Only when you accept death can you be sure to live as you want to live, and if you want to live forever, you will make that life, sometimes more sometimes less, miserable.
I want to live forever, but at the same time I know I won't, so I don't mind the vicissitudes of fate. Like a stone on the shore, one day I will wear out and that will be it.
Would you really, really, like to live forever? Because it is very easy to say "forever", but it is more than usually thought.
Forever are not 10 years more, or 100 years more, not 1,000 years more, not 10,000 years more, not 100,000 years, not 1,000,000 years, but thousands and thousands and thousands, and millions and millions and millions, and hundreds of billions of years.
It seems long enough for everything you do to lose all meaning or purpose.
I personally cannot with so much time, and if you think about it, to fear death is simply to fear the unknown, because we really don't know anything about it.

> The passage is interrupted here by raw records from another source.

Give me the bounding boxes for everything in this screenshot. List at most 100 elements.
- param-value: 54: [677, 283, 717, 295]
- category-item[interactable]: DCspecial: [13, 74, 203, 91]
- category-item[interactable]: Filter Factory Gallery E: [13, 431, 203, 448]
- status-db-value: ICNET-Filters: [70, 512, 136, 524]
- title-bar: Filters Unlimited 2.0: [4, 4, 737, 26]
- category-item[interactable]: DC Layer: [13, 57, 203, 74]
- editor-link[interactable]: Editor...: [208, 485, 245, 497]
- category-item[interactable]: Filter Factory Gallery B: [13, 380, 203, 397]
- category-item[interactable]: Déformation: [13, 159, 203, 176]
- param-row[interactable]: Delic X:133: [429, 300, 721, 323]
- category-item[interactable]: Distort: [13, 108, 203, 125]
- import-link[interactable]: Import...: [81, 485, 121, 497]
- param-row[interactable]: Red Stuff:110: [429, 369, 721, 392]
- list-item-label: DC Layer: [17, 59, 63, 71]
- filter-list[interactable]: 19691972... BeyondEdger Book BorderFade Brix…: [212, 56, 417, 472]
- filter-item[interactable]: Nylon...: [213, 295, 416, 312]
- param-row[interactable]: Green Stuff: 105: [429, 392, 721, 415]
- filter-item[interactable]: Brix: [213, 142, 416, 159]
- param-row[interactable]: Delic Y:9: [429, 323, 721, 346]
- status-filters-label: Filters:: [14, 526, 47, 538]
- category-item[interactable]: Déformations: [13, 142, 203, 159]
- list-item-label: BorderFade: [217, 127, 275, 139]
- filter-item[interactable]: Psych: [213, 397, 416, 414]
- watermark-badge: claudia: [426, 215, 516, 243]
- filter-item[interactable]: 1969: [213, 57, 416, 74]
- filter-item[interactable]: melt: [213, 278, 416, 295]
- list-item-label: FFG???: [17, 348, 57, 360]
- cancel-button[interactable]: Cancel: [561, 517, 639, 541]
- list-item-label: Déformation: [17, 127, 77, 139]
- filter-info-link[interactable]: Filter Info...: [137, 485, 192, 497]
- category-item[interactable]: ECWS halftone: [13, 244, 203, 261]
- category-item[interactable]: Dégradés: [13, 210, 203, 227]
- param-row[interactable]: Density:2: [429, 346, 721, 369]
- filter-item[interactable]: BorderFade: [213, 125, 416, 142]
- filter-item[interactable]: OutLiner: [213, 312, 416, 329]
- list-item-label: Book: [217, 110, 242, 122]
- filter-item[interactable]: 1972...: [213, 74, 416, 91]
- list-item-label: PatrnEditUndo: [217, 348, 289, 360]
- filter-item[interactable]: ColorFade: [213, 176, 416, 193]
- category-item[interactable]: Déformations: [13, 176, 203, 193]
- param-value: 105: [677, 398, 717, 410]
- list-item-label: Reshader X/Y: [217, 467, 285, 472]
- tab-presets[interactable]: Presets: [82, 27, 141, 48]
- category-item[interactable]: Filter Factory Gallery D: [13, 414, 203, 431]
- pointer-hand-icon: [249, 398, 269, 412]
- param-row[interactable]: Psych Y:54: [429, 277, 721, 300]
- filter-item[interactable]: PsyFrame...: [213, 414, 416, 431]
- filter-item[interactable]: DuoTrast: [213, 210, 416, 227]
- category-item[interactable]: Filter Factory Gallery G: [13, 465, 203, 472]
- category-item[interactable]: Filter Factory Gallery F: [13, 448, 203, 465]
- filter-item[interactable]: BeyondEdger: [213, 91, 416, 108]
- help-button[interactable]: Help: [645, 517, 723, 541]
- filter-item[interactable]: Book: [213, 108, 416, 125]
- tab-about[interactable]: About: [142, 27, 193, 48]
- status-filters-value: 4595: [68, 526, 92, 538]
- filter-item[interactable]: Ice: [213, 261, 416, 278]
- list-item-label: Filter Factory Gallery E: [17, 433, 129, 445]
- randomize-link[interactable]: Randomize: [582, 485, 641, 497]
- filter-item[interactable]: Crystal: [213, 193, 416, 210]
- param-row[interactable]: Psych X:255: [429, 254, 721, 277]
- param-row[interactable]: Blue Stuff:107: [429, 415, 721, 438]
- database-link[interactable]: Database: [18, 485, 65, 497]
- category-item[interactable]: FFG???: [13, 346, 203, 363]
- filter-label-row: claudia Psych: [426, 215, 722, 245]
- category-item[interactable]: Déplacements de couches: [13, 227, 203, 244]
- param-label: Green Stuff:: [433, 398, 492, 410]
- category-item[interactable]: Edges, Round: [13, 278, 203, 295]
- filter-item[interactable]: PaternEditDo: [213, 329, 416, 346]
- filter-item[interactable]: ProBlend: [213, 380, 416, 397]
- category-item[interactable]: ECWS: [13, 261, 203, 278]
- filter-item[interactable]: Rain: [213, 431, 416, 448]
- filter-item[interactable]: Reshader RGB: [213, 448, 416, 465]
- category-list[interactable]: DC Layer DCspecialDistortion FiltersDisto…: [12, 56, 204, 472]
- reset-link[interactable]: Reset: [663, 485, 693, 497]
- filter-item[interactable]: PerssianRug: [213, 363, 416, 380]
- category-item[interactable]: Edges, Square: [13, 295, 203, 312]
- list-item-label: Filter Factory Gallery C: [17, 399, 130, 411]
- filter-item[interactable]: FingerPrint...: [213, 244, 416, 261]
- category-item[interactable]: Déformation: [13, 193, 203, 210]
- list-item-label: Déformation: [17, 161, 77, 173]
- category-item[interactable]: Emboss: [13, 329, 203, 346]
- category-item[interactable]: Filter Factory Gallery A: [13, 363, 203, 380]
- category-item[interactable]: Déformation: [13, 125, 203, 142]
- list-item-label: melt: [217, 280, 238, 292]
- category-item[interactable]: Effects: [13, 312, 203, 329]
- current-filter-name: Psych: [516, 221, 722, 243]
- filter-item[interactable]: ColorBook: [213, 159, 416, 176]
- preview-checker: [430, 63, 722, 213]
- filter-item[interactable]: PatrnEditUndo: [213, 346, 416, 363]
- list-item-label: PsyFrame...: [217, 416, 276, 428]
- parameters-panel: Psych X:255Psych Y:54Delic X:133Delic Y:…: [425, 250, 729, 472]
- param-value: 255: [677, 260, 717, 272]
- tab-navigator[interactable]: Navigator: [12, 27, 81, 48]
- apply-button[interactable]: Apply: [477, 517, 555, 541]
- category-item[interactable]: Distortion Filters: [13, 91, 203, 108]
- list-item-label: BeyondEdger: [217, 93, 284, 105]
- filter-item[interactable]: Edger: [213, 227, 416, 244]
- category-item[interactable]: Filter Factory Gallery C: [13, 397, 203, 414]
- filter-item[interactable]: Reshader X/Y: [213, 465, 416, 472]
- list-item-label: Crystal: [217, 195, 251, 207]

To want to live forever is to fear death to some degree, and to refuse to experience something of which we will never know if we live forever.
I think about death a lot. And yeah, I mean that both ways. I have wanted to die hundreds of times before, and I also think about death as an entity in itself. What it entails, what it means for others, and ultimately what it means for me.
Since I become very attached to things, death scares me because it is an ending of a cycle, of a life. It means I no longer have what I used to have, and using this definition, I guess you could say I have died a thousand deaths over and over again during this lifetime. Each time being equally scary. But death also fascinates me for this same reason; it is the ending of a cycle, it means that something has finished, there is freedom and a space that wasn't there before. It's liberating.
To answer your question, I guess I could say yes and no. I still have things I want to do, places to visit and people to see again, but at the same time it is all fleeting and not really all that important, so if death decides to visit... I guess I would go gladly.
Thousands of deaths.
When you talked about the cycle, you reminded me of something. I remember that when I was maybe like 12, I wrote that on a sheet of paper. "Death is the end of the cycle" or somethign like that. A teacher got really worried for me. I was just philosophising, didn't really mean to alarm anyone.
I think your thoughts about death are very similar to mine. I can't add much or refute you. It's hard to think about death like this when the whole of society is screaming "dying is bad!" and mourning and praying for those who leave us.
The wind blows, we die, a bird chirps.